Bei der Deduplizierung handelt es sich im Grunde genommen nur um ein neues Verfahren von Datenkompression mit der Eigenschaft, Datenobjekte in Blöcke zu zerlegen und über diese Blöcke Vergleichsoperationen laufen zu lassen, mit dem Ziel, Redundanzen zu erkennen. Redundante Blöcke werden in den Metadaten referenziert und dann gelöscht. Die Menge der gelöschten redundanten Blöcke ist dann das Maß für die Speicherersparnis (= Kompressionsfaktor = Dedup-Ratio).

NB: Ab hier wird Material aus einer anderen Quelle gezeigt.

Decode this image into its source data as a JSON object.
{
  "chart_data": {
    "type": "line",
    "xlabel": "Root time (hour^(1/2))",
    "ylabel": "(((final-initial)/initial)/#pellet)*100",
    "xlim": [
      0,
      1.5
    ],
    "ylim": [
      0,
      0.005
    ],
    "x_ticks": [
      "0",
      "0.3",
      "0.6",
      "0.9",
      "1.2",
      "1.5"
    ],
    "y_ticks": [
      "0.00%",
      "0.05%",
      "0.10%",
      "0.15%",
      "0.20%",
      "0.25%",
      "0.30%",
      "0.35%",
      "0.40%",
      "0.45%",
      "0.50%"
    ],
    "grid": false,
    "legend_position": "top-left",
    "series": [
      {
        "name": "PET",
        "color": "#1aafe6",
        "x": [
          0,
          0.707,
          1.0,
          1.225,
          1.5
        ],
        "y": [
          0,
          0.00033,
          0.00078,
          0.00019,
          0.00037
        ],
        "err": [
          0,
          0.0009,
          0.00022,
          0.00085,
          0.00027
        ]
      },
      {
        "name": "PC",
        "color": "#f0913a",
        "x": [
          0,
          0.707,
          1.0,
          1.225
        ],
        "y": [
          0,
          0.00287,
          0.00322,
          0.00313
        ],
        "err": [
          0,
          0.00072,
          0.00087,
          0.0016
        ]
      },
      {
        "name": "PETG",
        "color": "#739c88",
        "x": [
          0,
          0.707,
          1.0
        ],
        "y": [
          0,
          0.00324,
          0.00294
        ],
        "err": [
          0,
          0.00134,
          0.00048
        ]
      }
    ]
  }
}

TSM V6.1 arbeitet asynchron

TSM V6.1 stellt Deduplizierungsfunktionen optional für seine Diskpools zu Verfügung und arbeitet asynchron, d. h., die Sicherungsdaten werden zuerst unmodifiziert gespeichert, dann in Folgeprozessen analysiert und dedupliziert. Es ist geplant, das Verfahren in Folgereleases von TSM V6.1 auch auf die TSM-Clients zu erweitern, was einmal die Berechnungslast verteilt und vor allem die Datenmengen reduziert, die von den Clients z. B. über öffentliche Netze verschickt werden müssen.

Das Verfahren ist höchst effizient, weil die Vergleichsoperationen auf dem zentralen TSM-Sicherungsserver stattfinden und die Datenmenge aller Clients als Basis für die Redundanzerkennung verwendet wird.